Terlepas dari kronologi itu, pertama-tama kita harus memahami apa itu konsep keadilan restoratif sendiri. Istilah keadilan restoratif dirumuskan oleh Albert Eglash pada 1977 sebagai pembeda tiga jenis bentuk peradilan pidana. Pertama adalah peradilan pidana berdasarkan keadilan retribusi yang mengedepankan hukuman pembalasan terhadap pelaku kejahatan. Kedua adalah peradilan pidana lewat keadilan distributif dengan asas rehabilitasi pelaku kejahatan.

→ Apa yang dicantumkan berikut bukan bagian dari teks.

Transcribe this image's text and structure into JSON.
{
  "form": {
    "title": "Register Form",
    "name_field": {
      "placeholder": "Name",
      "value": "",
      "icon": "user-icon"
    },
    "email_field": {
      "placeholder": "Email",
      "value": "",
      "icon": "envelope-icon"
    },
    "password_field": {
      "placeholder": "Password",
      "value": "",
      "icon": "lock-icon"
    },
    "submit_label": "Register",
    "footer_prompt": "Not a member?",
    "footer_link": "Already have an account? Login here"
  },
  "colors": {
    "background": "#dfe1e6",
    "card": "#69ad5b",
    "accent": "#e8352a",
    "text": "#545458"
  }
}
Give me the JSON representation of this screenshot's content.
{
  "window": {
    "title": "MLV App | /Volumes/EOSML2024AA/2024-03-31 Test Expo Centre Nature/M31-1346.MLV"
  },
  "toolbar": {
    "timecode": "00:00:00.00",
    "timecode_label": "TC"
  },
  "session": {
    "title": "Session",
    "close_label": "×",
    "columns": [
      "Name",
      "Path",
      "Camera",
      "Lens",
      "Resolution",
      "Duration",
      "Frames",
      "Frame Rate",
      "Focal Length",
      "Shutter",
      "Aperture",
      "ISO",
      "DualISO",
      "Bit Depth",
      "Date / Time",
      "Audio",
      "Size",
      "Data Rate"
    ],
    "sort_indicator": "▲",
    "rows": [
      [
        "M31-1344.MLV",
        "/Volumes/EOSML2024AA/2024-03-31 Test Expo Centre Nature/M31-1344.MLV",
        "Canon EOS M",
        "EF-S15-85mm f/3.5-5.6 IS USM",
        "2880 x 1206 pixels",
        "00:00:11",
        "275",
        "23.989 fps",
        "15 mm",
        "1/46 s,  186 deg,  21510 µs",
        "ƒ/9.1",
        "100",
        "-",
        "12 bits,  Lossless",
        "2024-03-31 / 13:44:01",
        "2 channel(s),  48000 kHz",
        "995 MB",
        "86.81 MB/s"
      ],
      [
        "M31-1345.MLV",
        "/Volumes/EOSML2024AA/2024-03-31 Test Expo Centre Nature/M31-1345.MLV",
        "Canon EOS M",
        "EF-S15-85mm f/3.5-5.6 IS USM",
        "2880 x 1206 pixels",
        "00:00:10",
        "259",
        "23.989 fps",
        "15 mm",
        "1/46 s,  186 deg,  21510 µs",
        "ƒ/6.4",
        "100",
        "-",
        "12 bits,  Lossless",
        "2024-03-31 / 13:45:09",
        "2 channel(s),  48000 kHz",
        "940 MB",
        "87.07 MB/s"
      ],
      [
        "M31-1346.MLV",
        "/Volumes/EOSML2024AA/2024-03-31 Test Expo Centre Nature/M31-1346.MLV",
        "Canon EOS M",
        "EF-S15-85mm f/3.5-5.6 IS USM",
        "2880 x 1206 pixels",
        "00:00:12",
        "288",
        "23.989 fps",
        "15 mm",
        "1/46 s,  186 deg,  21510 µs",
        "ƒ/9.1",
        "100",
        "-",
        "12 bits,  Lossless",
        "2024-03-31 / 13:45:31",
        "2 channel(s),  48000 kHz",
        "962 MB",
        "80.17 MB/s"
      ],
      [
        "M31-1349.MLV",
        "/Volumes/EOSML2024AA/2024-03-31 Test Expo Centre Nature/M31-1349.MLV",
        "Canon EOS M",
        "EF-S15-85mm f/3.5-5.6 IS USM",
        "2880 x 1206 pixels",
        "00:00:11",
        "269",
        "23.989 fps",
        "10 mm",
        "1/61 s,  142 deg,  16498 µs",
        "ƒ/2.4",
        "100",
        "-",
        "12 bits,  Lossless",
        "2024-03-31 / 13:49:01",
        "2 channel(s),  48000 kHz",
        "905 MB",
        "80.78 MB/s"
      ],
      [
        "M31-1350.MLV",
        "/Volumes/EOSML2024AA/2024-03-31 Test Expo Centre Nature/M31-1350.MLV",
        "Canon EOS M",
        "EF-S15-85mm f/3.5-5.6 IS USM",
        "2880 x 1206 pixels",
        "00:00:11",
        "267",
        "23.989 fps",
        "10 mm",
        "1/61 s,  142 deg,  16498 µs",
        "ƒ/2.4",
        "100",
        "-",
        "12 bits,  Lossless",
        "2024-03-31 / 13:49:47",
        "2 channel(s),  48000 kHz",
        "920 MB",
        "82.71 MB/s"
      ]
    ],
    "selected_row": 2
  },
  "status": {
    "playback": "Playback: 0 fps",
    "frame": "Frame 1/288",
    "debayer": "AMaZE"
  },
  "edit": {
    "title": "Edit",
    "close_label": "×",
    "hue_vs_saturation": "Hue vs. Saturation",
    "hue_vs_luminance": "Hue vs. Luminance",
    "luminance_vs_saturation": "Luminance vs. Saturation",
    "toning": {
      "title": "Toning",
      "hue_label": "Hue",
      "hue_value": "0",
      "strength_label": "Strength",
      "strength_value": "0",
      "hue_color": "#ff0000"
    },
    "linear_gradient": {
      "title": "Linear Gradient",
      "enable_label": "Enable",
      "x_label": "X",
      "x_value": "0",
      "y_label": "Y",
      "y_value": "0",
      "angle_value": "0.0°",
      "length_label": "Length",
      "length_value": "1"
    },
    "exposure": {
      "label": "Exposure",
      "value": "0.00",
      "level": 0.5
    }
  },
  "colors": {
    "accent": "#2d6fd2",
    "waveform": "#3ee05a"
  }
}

Terakhir adalah peradilan pidana berasaskan keadilan restoratif sebagai cara mengamankan reparasi bagi korban dan pemulihan ke keadaan semula sebelum terjadi kejahatan bagi korban serta masyarakat.
Hal sama juga ditegaskan oleh Mark S. Umbreit dalam tulisannya tentang keadilan restoratif, di mana dirinya menyatakan bahwa fokus kepada kebutuhan korban dan tindakan pelaku memperbaiki dampak dari kejahatannya sebagai aspek terbesar dari sistem ini. Prof. Mardjono Reksodiputro, S.H., M.A juga menyatakan hal sama terkait keadilan restoratif sebagai pendekatan yang membangun sistem peradilan yang peka terhadap korban. Di sini kita bisa lihat bahwa semua pakar hukum percaya bahwa keadilan restoratif sangatlah mengedepankan korban sebagai titik utama dimulainya pencarian keadilan dan (tentu saja) bukan pelaku.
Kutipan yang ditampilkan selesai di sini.